Se c’è una cosa che abbiamo imparato in anni di organizzazione e partecipazione al Blue Days, tra un soundcheck della Treves Blues Band e l’attesa per Raul Midon, è che l’entusiasmo iniziale svanisce molto in fretta se hai le scarpe sbagliate o se ti sei scordato l’acqua.
Guardate, i festival estivi sulla carta sembrano sempre un sogno: tramonti dorati, musica nell’aria, gente felice. La realtà? Spesso è polvere, 35 gradi all’ombra (se la trovate), file interminabili per una birra tiepida e gambe che cedono dopo tre ore in piedi. E sapete una cosa? Ne vale comunque la pena. Assolutamente.
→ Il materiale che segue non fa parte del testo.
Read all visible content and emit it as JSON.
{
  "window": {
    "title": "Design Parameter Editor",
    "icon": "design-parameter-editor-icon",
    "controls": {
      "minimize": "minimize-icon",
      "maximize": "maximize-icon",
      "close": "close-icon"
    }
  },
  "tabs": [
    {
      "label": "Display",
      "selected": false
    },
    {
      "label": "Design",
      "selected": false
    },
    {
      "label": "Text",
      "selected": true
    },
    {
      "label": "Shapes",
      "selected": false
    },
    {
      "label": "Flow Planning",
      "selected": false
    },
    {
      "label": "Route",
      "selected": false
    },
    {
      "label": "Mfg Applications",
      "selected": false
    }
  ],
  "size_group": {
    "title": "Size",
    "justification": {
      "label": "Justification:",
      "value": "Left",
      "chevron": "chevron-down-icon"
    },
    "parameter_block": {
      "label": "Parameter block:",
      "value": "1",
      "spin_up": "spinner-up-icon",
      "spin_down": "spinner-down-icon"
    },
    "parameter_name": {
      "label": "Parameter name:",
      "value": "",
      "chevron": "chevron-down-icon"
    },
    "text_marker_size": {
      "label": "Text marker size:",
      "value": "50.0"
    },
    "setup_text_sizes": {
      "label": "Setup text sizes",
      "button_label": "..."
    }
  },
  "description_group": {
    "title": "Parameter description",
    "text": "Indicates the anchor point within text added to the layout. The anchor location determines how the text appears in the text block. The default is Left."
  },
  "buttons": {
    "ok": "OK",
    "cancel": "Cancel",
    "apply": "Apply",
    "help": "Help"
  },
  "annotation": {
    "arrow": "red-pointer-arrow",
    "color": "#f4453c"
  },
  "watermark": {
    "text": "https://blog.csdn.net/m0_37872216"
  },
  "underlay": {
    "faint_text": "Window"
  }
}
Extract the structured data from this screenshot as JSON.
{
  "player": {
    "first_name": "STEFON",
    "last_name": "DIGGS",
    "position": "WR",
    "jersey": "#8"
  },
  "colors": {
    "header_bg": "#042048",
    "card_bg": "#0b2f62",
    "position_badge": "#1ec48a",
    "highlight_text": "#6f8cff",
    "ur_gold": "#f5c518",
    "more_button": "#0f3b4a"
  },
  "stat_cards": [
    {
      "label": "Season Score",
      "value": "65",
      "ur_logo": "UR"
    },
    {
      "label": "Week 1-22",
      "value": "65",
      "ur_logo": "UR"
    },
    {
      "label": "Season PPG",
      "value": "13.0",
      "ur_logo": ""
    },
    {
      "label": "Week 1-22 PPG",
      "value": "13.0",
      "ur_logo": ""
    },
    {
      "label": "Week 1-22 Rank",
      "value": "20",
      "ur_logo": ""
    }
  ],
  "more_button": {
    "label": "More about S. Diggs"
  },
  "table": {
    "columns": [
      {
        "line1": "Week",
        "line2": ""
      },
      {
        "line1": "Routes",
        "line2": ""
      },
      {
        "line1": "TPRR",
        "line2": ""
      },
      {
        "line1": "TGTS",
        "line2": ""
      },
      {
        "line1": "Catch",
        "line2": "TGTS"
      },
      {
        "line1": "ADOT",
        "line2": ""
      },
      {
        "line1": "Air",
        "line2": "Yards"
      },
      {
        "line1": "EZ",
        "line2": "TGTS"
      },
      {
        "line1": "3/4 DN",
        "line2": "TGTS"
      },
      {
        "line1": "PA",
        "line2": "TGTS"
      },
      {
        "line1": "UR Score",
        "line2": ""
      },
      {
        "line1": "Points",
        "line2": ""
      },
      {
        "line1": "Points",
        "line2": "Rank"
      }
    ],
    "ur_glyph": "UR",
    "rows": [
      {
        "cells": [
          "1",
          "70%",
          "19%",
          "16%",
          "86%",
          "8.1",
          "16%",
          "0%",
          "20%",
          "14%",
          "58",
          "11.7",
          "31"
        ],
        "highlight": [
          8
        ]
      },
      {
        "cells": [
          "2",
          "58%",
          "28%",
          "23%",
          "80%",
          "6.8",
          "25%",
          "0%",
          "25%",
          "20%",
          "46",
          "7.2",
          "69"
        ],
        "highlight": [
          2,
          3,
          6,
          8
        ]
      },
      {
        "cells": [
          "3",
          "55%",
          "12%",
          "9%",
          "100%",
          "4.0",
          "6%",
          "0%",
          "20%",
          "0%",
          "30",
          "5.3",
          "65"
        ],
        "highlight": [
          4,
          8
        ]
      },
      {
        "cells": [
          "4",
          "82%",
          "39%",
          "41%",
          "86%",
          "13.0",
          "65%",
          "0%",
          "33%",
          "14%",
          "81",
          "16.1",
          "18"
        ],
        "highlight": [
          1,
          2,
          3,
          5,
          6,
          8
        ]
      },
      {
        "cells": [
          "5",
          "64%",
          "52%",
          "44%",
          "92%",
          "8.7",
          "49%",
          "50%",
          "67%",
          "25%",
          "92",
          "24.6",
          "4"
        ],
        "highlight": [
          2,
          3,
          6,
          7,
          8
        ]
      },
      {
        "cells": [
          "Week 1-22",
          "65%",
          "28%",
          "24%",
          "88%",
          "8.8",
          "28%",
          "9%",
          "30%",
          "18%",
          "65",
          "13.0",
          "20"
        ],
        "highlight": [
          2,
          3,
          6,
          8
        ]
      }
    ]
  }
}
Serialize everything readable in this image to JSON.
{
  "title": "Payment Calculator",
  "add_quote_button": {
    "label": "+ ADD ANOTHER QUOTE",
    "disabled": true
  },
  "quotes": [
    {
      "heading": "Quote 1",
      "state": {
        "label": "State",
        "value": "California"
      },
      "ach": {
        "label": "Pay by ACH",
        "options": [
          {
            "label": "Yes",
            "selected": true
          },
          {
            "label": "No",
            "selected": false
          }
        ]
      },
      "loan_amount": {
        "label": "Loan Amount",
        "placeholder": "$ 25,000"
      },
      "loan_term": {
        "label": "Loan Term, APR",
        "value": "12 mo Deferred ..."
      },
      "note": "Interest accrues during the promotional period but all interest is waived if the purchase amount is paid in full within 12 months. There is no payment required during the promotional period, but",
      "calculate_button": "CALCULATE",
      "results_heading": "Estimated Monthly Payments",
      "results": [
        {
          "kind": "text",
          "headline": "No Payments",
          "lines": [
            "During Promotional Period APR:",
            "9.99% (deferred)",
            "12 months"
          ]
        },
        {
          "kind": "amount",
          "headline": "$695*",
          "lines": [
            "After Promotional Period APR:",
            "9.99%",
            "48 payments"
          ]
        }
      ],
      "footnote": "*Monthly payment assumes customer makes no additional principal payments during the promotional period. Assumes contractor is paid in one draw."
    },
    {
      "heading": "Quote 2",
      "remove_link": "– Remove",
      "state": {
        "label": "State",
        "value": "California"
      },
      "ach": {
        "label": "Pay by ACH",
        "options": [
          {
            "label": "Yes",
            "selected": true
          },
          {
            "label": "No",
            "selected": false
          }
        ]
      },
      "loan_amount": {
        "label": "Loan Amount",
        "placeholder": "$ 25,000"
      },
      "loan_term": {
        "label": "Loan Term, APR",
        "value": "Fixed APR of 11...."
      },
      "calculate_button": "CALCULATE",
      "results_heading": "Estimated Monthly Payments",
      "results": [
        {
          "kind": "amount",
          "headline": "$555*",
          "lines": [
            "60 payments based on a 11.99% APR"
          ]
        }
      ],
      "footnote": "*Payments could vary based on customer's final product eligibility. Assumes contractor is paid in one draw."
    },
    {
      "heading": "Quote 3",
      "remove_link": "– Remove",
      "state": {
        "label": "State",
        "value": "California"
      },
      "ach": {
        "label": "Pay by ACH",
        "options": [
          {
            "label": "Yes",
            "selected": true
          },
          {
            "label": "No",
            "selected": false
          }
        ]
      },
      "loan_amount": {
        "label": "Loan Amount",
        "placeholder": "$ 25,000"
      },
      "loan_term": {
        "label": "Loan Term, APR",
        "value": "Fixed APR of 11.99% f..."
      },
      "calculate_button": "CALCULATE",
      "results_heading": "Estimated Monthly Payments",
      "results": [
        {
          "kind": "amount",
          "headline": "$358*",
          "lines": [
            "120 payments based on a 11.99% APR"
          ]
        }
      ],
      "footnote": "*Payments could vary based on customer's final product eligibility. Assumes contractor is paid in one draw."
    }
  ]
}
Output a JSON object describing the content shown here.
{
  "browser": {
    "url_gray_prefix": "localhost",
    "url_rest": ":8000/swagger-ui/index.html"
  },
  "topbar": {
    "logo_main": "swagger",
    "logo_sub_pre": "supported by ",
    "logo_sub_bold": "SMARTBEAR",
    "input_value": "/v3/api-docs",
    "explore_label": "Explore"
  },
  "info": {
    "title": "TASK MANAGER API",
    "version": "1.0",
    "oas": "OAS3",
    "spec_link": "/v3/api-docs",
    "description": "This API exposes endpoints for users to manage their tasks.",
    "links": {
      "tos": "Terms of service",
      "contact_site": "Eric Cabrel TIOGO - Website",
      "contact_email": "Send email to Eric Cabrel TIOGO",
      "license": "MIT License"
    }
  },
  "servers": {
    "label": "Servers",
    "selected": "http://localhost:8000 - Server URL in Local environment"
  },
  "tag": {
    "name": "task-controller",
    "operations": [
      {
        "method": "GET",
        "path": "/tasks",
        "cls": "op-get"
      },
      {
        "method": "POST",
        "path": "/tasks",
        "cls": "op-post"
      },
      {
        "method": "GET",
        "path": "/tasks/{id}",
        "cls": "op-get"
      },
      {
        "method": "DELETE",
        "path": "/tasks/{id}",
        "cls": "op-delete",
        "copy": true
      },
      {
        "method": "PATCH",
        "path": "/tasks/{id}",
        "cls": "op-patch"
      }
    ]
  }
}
Ma c’è una differenza abissale tra chi torna a casa con un bel ricordo e chi torna a casa con un’insolazione e i piedi distrutti. La differenza sta tutta nella preparazione. Non parlo di fare un piano militare, ma di un minimo di buon senso pratico che spesso, presi dall’hype per la lineup, ci dimentichiamo a casa.
La regola d’oro dello Zaino: Meno è meglio (ma quel “meno” deve essere giusto)
Ho visto gente arrivare ai cancelli con zaini da trekking da 60 litri come se stessero partendo per l’Himalaya. Errore madornale. In mezzo alla folla, uno zaino ingombrante è una condanna: sudi il triplo, dai fastidio a chi ti sta dietro e diventi il bersaglio preferito dei borseggiatori.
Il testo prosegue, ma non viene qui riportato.